Die Auffassung des Landgerichts Essen, es komme zu Widersprüchen, wenn man einerseits eine zwischen dem rückbezogenen Eintritt der Rechtshängigkeit und der Abgabe der Streitsache an das Prozessgericht erfolgte Teilrücknahme des Klägers zwar für die Bestimmung der sachlichen Zuständigkeit heranziehe, andererseits diesem gleichzeitig den Vorteil der Kostenregelung des § 269 Abs. 3 Satz 3 ZPO versagen wolle, ist unzutreffend. Dies gilt schon deshalb, weil die Anwendung der Rückwirkungsfiktion gemäß § 696 Abs. 3 ZPO nicht dazu führt, dass einem Kläger im Mahnverfahren eine Rücknahme des Mahnantrags und die Erlangung eines Kostenbeschlusses entsprechend § 269 Abs. 3 Satz 3 ZPO oder eine Teilrücknahme mit der Folge der Berücksichtigung der sich aus § 269 Abs. 3 Satz 3 ZPO ergebenden Grundsätze im Rahmen der später zu treffenden einheitlichen Kostenentscheidung versagt wäre.

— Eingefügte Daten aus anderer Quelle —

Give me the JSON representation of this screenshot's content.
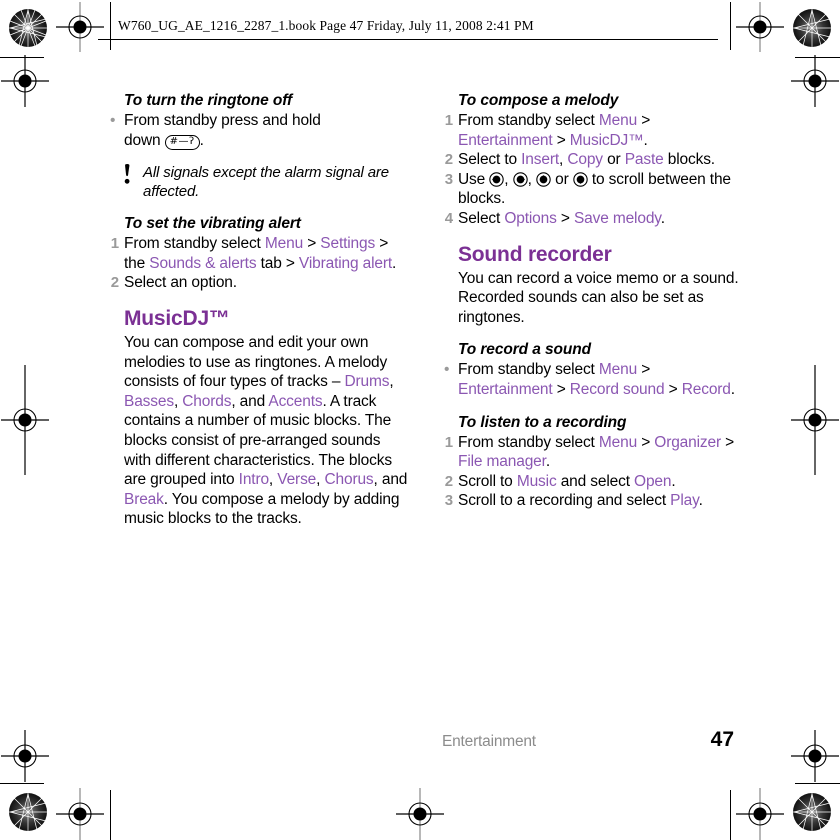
{
  "header": {
    "text": "W760_UG_AE_1216_2287_1.book  Page 47  Friday, July 11, 2008  2:41 PM"
  },
  "colors": {
    "heading_purple": "#7B3094",
    "link_purple": "#8B57B2",
    "step_number_grey": "#9a9a9a",
    "footer_grey": "#8c8c8c"
  },
  "left_column": {
    "ringtone_off": {
      "heading": "To turn the ringtone off",
      "bullet_marker": "•",
      "line1": "From standby press and hold",
      "line2_pre": "down ",
      "keycap_label": "#—ʔ",
      "line2_post": "."
    },
    "note": {
      "icon": "exclamation-mark",
      "text": "All signals except the alarm signal are affected."
    },
    "vibrating_alert": {
      "heading": "To set the vibrating alert",
      "steps": [
        {
          "number": "1",
          "parts": [
            {
              "text": "From standby select ",
              "style": "plain"
            },
            {
              "text": "Menu",
              "style": "link"
            },
            {
              "text": " > ",
              "style": "plain"
            },
            {
              "text": "Settings",
              "style": "link"
            },
            {
              "text": " > the ",
              "style": "plain"
            },
            {
              "text": "Sounds & alerts",
              "style": "link"
            },
            {
              "text": " tab > ",
              "style": "plain"
            },
            {
              "text": "Vibrating alert",
              "style": "link"
            },
            {
              "text": ".",
              "style": "plain"
            }
          ]
        },
        {
          "number": "2",
          "parts": [
            {
              "text": "Select an option.",
              "style": "plain"
            }
          ]
        }
      ]
    },
    "musicdj": {
      "heading": "MusicDJ™",
      "paragraph_parts": [
        {
          "text": "You can compose and edit your own melodies to use as ringtones. A melody consists of four types of tracks – ",
          "style": "plain"
        },
        {
          "text": "Drums",
          "style": "link"
        },
        {
          "text": ", ",
          "style": "plain"
        },
        {
          "text": "Basses",
          "style": "link"
        },
        {
          "text": ", ",
          "style": "plain"
        },
        {
          "text": "Chords",
          "style": "link"
        },
        {
          "text": ", and ",
          "style": "plain"
        },
        {
          "text": "Accents",
          "style": "link"
        },
        {
          "text": ". A track contains a number of music blocks. The blocks consist of pre-arranged sounds with different characteristics. The blocks are grouped into ",
          "style": "plain"
        },
        {
          "text": "Intro",
          "style": "link"
        },
        {
          "text": ", ",
          "style": "plain"
        },
        {
          "text": "Verse",
          "style": "link"
        },
        {
          "text": ", ",
          "style": "plain"
        },
        {
          "text": "Chorus",
          "style": "link"
        },
        {
          "text": ", and ",
          "style": "plain"
        },
        {
          "text": "Break",
          "style": "link"
        },
        {
          "text": ". You compose a melody by adding music blocks to the tracks.",
          "style": "plain"
        }
      ]
    }
  },
  "right_column": {
    "compose_melody": {
      "heading": "To compose a melody",
      "steps": [
        {
          "number": "1",
          "parts": [
            {
              "text": "From standby select ",
              "style": "plain"
            },
            {
              "text": "Menu",
              "style": "link"
            },
            {
              "text": " > ",
              "style": "plain"
            },
            {
              "text": "Entertainment",
              "style": "link"
            },
            {
              "text": " > ",
              "style": "plain"
            },
            {
              "text": "MusicDJ™",
              "style": "link"
            },
            {
              "text": ".",
              "style": "plain"
            }
          ]
        },
        {
          "number": "2",
          "parts": [
            {
              "text": "Select to ",
              "style": "plain"
            },
            {
              "text": "Insert",
              "style": "link"
            },
            {
              "text": ", ",
              "style": "plain"
            },
            {
              "text": "Copy",
              "style": "link"
            },
            {
              "text": " or ",
              "style": "plain"
            },
            {
              "text": "Paste",
              "style": "link"
            },
            {
              "text": " blocks.",
              "style": "plain"
            }
          ]
        },
        {
          "number": "3",
          "parts": [
            {
              "text": "Use ",
              "style": "plain"
            },
            {
              "text": "nav-left-icon",
              "style": "navkey"
            },
            {
              "text": ", ",
              "style": "plain"
            },
            {
              "text": "nav-right-icon",
              "style": "navkey"
            },
            {
              "text": ", ",
              "style": "plain"
            },
            {
              "text": "nav-up-icon",
              "style": "navkey"
            },
            {
              "text": " or ",
              "style": "plain"
            },
            {
              "text": "nav-down-icon",
              "style": "navkey"
            },
            {
              "text": " to scroll between the blocks.",
              "style": "plain"
            }
          ]
        },
        {
          "number": "4",
          "parts": [
            {
              "text": "Select ",
              "style": "plain"
            },
            {
              "text": "Options",
              "style": "link"
            },
            {
              "text": " > ",
              "style": "plain"
            },
            {
              "text": "Save melody",
              "style": "link"
            },
            {
              "text": ".",
              "style": "plain"
            }
          ]
        }
      ]
    },
    "sound_recorder": {
      "heading": "Sound recorder",
      "paragraph": "You can record a voice memo or a sound. Recorded sounds can also be set as ringtones.",
      "record_sound": {
        "heading": "To record a sound",
        "bullet_marker": "•",
        "parts": [
          {
            "text": "From standby select ",
            "style": "plain"
          },
          {
            "text": "Menu",
            "style": "link"
          },
          {
            "text": " > ",
            "style": "plain"
          },
          {
            "text": "Entertainment",
            "style": "link"
          },
          {
            "text": " > ",
            "style": "plain"
          },
          {
            "text": "Record sound",
            "style": "link"
          },
          {
            "text": " > ",
            "style": "plain"
          },
          {
            "text": "Record",
            "style": "link"
          },
          {
            "text": ".",
            "style": "plain"
          }
        ]
      },
      "listen_recording": {
        "heading": "To listen to a recording",
        "steps": [
          {
            "number": "1",
            "parts": [
              {
                "text": "From standby select ",
                "style": "plain"
              },
              {
                "text": "Menu",
                "style": "link"
              },
              {
                "text": " > ",
                "style": "plain"
              },
              {
                "text": "Organizer",
                "style": "link"
              },
              {
                "text": " > ",
                "style": "plain"
              },
              {
                "text": "File manager",
                "style": "link"
              },
              {
                "text": ".",
                "style": "plain"
              }
            ]
          },
          {
            "number": "2",
            "parts": [
              {
                "text": "Scroll to ",
                "style": "plain"
              },
              {
                "text": "Music",
                "style": "link"
              },
              {
                "text": " and select ",
                "style": "plain"
              },
              {
                "text": "Open",
                "style": "link"
              },
              {
                "text": ".",
                "style": "plain"
              }
            ]
          },
          {
            "number": "3",
            "parts": [
              {
                "text": "Scroll to a recording and select ",
                "style": "plain"
              },
              {
                "text": "Play",
                "style": "link"
              },
              {
                "text": ".",
                "style": "plain"
              }
            ]
          }
        ]
      }
    }
  },
  "footer": {
    "section": "Entertainment",
    "page_number": "47"
  }
}
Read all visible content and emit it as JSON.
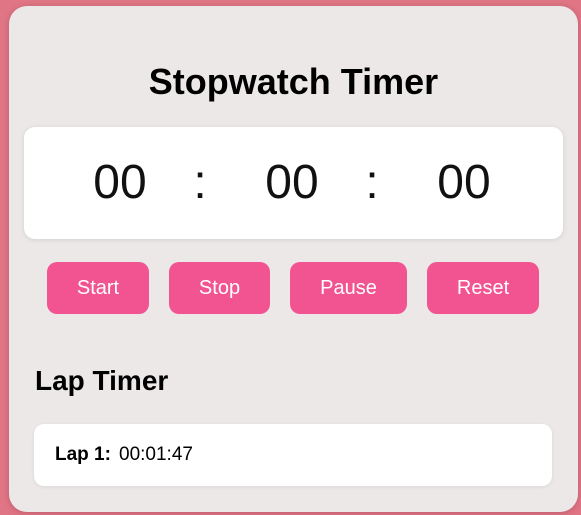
{
  "colors": {
    "page_background": "#df7585",
    "card_background": "#ede8e8",
    "button_color": "#f25491",
    "button_text": "#ffffff"
  },
  "stopwatch": {
    "title": "Stopwatch Timer",
    "hours": "00",
    "minutes": "00",
    "seconds": "00",
    "separator": ":"
  },
  "controls": {
    "start_label": "Start",
    "stop_label": "Stop",
    "pause_label": "Pause",
    "reset_label": "Reset"
  },
  "laps": {
    "heading": "Lap Timer",
    "items": [
      {
        "label": "Lap 1:",
        "time": "00:01:47"
      }
    ]
  }
}
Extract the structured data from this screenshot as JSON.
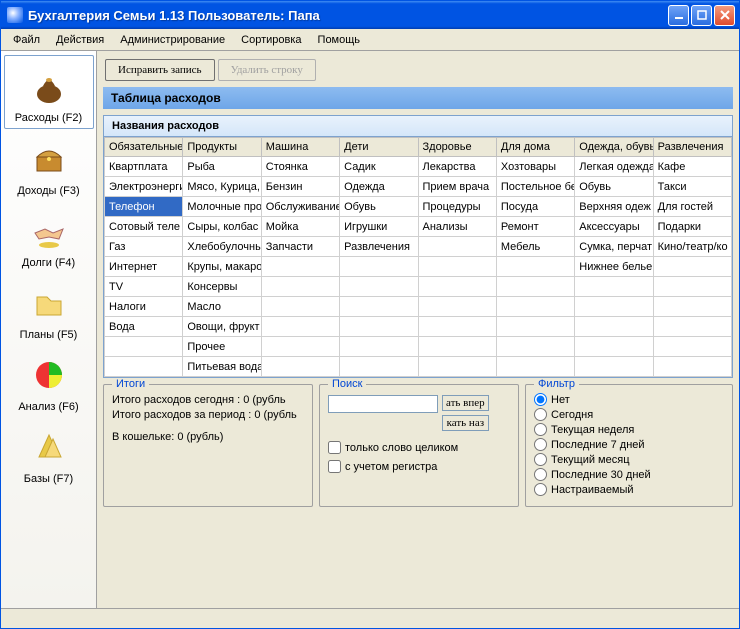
{
  "window": {
    "title": "Бухгалтерия Семьи 1.13     Пользователь: Папа"
  },
  "menu": [
    "Файл",
    "Действия",
    "Администрирование",
    "Сортировка",
    "Помощь"
  ],
  "sidebar": [
    {
      "label": "Расходы (F2)",
      "name": "sidebar-item-expenses",
      "active": true,
      "icon": "bag"
    },
    {
      "label": "Доходы (F3)",
      "name": "sidebar-item-income",
      "icon": "chest"
    },
    {
      "label": "Долги (F4)",
      "name": "sidebar-item-debts",
      "icon": "handshake"
    },
    {
      "label": "Планы (F5)",
      "name": "sidebar-item-plans",
      "icon": "folder"
    },
    {
      "label": "Анализ (F6)",
      "name": "sidebar-item-analysis",
      "icon": "piechart"
    },
    {
      "label": "Базы (F7)",
      "name": "sidebar-item-bases",
      "icon": "cabinet"
    }
  ],
  "toolbar": {
    "edit_label": "Исправить запись",
    "delete_label": "Удалить строку"
  },
  "heading": "Таблица расходов",
  "section_title": "Названия расходов",
  "columns": [
    "Обязательные",
    "Продукты",
    "Машина",
    "Дети",
    "Здоровье",
    "Для дома",
    "Одежда, обувь",
    "Развлечения"
  ],
  "rows": [
    [
      "Квартплата",
      "Рыба",
      "Стоянка",
      "Садик",
      "Лекарства",
      "Хозтовары",
      "Легкая одежда",
      "Кафе"
    ],
    [
      "Электроэнергия",
      "Мясо, Курица,",
      "Бензин",
      "Одежда",
      "Прием врача",
      "Постельное бе",
      "Обувь",
      "Такси"
    ],
    [
      "Телефон",
      "Молочные про",
      "Обслуживание",
      "Обувь",
      "Процедуры",
      "Посуда",
      "Верхняя одеж",
      "Для гостей"
    ],
    [
      "Сотовый теле",
      "Сыры, колбас",
      "Мойка",
      "Игрушки",
      "Анализы",
      "Ремонт",
      "Аксессуары",
      "Подарки"
    ],
    [
      "Газ",
      "Хлебобулочны",
      "Запчасти",
      "Развлечения",
      "",
      "Мебель",
      "Сумка, перчат",
      "Кино/театр/ко"
    ],
    [
      "Интернет",
      "Крупы, макаро",
      "",
      "",
      "",
      "",
      "Нижнее белье",
      ""
    ],
    [
      "TV",
      "Консервы",
      "",
      "",
      "",
      "",
      "",
      ""
    ],
    [
      "Налоги",
      "Масло",
      "",
      "",
      "",
      "",
      "",
      ""
    ],
    [
      "Вода",
      "Овощи, фрукт",
      "",
      "",
      "",
      "",
      "",
      ""
    ],
    [
      "",
      "Прочее",
      "",
      "",
      "",
      "",
      "",
      ""
    ],
    [
      "",
      "Питьевая вода",
      "",
      "",
      "",
      "",
      "",
      ""
    ]
  ],
  "selected_cell": {
    "row": 2,
    "col": 0
  },
  "itogi": {
    "legend": "Итоги",
    "line1": "Итого расходов сегодня : 0 (рубль",
    "line2": "Итого расходов за период : 0 (рубль",
    "line3": "В кошельке: 0 (рубль)"
  },
  "poisk": {
    "legend": "Поиск",
    "btn_forward": "ать впер",
    "btn_back": "кать наз",
    "chk_whole": "только слово целиком",
    "chk_case": "с учетом регистра"
  },
  "filter": {
    "legend": "Фильтр",
    "options": [
      "Нет",
      "Сегодня",
      "Текущая неделя",
      "Последние 7 дней",
      "Текущий месяц",
      "Последние 30 дней",
      "Настраиваемый"
    ],
    "selected": 0
  }
}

Die Interessen der Parteien erfordern eine Einschränkung des Anwendungsbereichs der Rückwirkungsfiktion gemäß § 696 Abs. 3 ZPO für die Frage, ob ein erledigendes Ereignis nach Rechtshängigkeit eingetreten ist, ebenfalls nicht.
So hat ein Kläger bei Zugrundelegung der gesetzlichen Regelungen verschiedene Möglichkeiten, in angemessener Weise auf eine Erfüllung der Forderung nach Zustellung des Mahnbescheids zu reagieren.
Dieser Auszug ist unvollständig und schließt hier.